Peter Yates, director of ‘Bullitt’ and ‘Breaking Away,’ passes at 82

You know, there are times when you realize only at the moment of someone’s passing just how much their work meant to you.

Such is the case as I sit here tonight, “Breaking Away” playing on Netflix Instant, thinking about the films of the truly great Peter Yates.  I would argue that even when he directed scripts that were not the equal of his considerable talents, he brought class and restraint and a lyrical visual style to everything he shot.  He was one of those directors who you can feel thinking from shot to shot, every cut part of the storytelling.  There’s no fat on the work of Peter Yates.  And at his best?  In his very best films?  There are few who stood toe to toe with him.

His high points are, in my opinion, “Bullitt,” “The Hot Rock,” “The Friends Of Eddie Coyle,” “The Dresser,” and “Breaking Away.”  And those films, each and every one, is distinguished by his voice, his eye, his enormous heart.  These days, action scenes are gigantic, noisy things, pitched at such a preposterous intensity because we’ve become numb from the barrage.  When Yates shot a set piece, like the justly-acclaimed car chase in “Bullitt,” the reason it is so effective is because Yates puts you right there in the seat next to Steve McQueen.  More than that, he makes you understand the appeal and the sensual pleasure of driving a car that goddamn fast in the middle of a city, hauling ass for dear life. 

The same is true of the amazing scene in “Breaking Away” where Dennis Christopher tests himself, drifting behind a semi-truck on the highway, eventually pushing himself up to 60 miles per hour.  I’m not a biker, and I can’t imagine I’d ever enjoy it, but in that moment, I can feel exactly what it is that Dave feels, the exhilaration, the power, and the joy of accomplishment.  Yates could make you feel what his characters are feeling, and he never had to overdo it to make his points.

I’m just as fascinated by his failures as his home runs.  “Year of The Comet” is one of those films that was in development for a million years, and the great William Goldman has told the story of the way that film came together elsewhere, and reading his account, you get a sense of just how hard smart and talented people have to work to make a bad film, and just how right everything can seem all the way through the process.  Yates directed “Krull,” a post-“Star Wars” corporate piece of desperate fantasy that contains some gorgeous imagery amidst some jaw-dropping stupidity, and Columbia and Coca-Cola were involved in some weird cross-company deal on that film that hamstrung Yates.  I remember the year of hype about “The Beast,’ the bad guy in that film that turned out to be a terrible suit shot with a strange distorted lens, and I got the feeling that some real ambition on the part of Yates was thwarted by a lack of control on the film.

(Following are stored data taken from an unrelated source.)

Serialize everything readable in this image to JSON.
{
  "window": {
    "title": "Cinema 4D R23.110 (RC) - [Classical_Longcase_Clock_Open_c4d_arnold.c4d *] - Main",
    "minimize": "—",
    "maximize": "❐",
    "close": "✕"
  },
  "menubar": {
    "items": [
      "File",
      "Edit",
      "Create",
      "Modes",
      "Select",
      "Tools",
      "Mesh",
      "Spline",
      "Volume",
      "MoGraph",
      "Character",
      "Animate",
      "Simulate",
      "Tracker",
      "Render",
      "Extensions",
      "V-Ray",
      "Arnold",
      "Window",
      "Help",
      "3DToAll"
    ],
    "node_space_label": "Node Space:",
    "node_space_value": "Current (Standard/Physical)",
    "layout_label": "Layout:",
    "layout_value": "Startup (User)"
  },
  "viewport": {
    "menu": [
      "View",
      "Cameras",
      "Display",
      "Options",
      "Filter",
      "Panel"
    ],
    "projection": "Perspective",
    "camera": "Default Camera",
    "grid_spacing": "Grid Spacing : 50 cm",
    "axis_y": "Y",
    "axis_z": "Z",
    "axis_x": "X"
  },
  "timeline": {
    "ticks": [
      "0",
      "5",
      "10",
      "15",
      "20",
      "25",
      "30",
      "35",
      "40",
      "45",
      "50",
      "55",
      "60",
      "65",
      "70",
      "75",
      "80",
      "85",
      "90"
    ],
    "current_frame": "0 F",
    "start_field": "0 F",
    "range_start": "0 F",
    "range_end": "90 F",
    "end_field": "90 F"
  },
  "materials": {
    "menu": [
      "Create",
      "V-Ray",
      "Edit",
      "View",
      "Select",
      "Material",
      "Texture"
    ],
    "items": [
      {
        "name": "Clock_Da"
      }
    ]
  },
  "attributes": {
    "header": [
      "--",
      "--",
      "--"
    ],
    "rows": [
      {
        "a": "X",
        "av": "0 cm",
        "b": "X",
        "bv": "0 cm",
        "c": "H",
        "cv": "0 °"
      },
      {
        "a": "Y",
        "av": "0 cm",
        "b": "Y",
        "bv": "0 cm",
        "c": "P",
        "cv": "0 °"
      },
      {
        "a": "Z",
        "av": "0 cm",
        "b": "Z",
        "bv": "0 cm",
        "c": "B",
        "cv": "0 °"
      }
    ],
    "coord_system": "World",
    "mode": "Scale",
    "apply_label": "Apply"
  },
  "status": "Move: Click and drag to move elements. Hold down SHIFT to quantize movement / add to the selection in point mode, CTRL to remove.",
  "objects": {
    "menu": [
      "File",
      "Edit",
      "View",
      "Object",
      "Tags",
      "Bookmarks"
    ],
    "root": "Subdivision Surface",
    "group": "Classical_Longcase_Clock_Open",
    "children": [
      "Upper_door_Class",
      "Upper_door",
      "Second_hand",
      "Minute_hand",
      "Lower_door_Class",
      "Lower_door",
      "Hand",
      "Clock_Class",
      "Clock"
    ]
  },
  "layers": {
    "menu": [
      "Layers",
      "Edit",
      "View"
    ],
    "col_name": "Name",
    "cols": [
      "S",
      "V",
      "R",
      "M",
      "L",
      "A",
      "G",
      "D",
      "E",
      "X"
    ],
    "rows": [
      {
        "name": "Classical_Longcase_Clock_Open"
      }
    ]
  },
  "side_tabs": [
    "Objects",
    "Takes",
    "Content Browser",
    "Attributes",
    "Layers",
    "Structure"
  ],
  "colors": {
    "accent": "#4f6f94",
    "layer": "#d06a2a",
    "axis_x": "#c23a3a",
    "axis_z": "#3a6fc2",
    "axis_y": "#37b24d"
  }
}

He made actors look good.  He was enormously skilled at building a comfortable space for performers, and even some of his second-tier films like “Eyewitness” or “Mother, Juggs, and Speed” are notable for the loose and easy rapport between the players.  He directed several actors to Oscar nominations over the years, and was rewarded with nominations for both “Breaking Away” and “The Dresser” for Best Director.

I never met Peter Yates.  I have no personal stories about him.  But I have spent my life awash in the films he’s made, and they are films that I look forward to revisiting.  If I could pick one for you to seek out, I’m going to guess that the least-seen of his great work is “The Friends Of Eddie Coyle,” which is a sad, broken-hearted little crime movie starring Robert Mitchum, Peter Boyles, Richard Jordan, Alex Rocco, and Joe Santos.  It’s a movie about loyalty, about friendship, about betrayal, about survival.  It feels dangerous and authentic.  And it’s got one of the very best world-weary performances by the perpetually world-weary Mitchum. 

That’s because another of the skills that Yates had was an appreciation of the iconic.  He knew what Steve McQueen was worth.  He knew what Jackie Bissett in a wet t-shirt meant.  You give him a Robert Redford in his prime, and he shoots him right.  You give him Peter O’Toole in the full-flush of his post-“Lawrence” prime, and you get a forgotten gem like “Murphy’s War” because he figures out that the smaller the space you put him in, the bigger O’Toole gets.  And you give him all of that fantastic Italian classical music and opera, and he will make a gangly kid on a second-hand bike on some backwoods Indiana road a golden god for a perfect moment of frozen cinema bliss.

Peter Yates was 82.  They do not make them like this anymore.